A Southeastern Conference official declined comment Wednesday on a clock issue the league was asked by South Carolina coach Will Muschamp to review.
Conference coaches traditionally send SEC coordinator of football officials Steve Shaw plays they would like reviewed each Sunday of the football season, and Muschamp said he asked Shaw to look at how Tennessee was able to run two plays in the final four seconds of the Gamecocks’ 15-9 victory against the Vols on Saturday in Neyland Stadium.
SEC spokesman Chuck Dunlap said conversations between Shaw and the league’s coaches are considered confidential and that the league won’t have any comment on the end of the USC-Tennessee game.
Twice this season, the SEC has issued statements when officiating errors were made, first in the Texas A&M-Arkansas game when Aggies quarterback Kellen Mond was incorrectly ruled out of bounds on a touchdown run and again because of a clock error in the Missouri-Kentucky game.
Muschamp said Wednesday night on his “Carolina Calls” radio program that he did speak to the league about the play.

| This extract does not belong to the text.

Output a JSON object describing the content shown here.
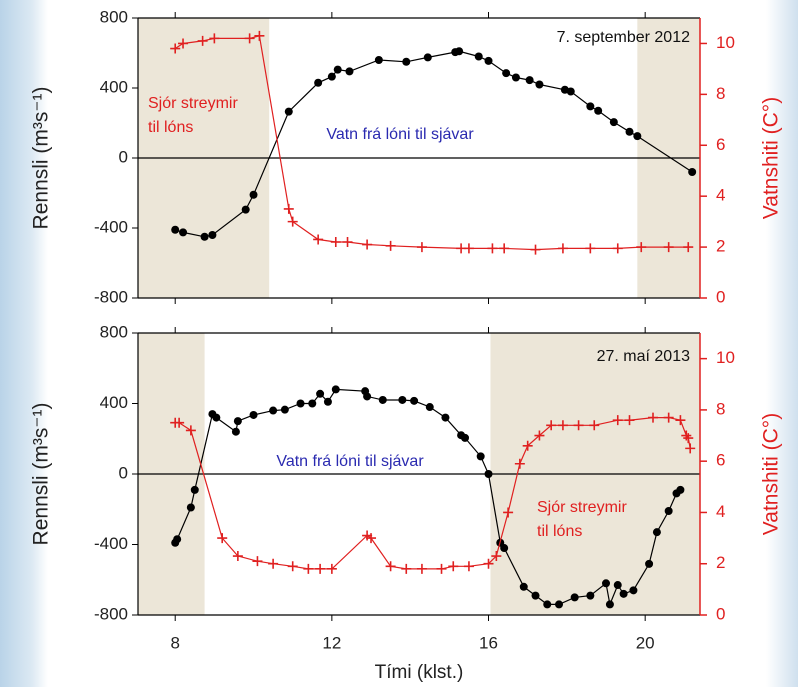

“I can’t say anthing past that,” Muschamp said. “We have league rules that prohibit me from commenting publicly, and I promised my wife I’m not getting fined so I’m not going to tell you what I think.”
The game clock at SEC games is run by a standby official provided by the conference. There is a standby official at every conference game who is ready to replace an official who has to leave during the game because of injury or illness. If the standby official is needed in the game, the play clock operator, usually a person provided by the home team, runs the game clock.
No officials left the field in the South Carolina-Tennessee game, meaning the conference’s standby official was running the game clock the entire game.
The Gamecocks stopped the Volunteers from the 2-yard-line on the final two plays as passes fell incomplete.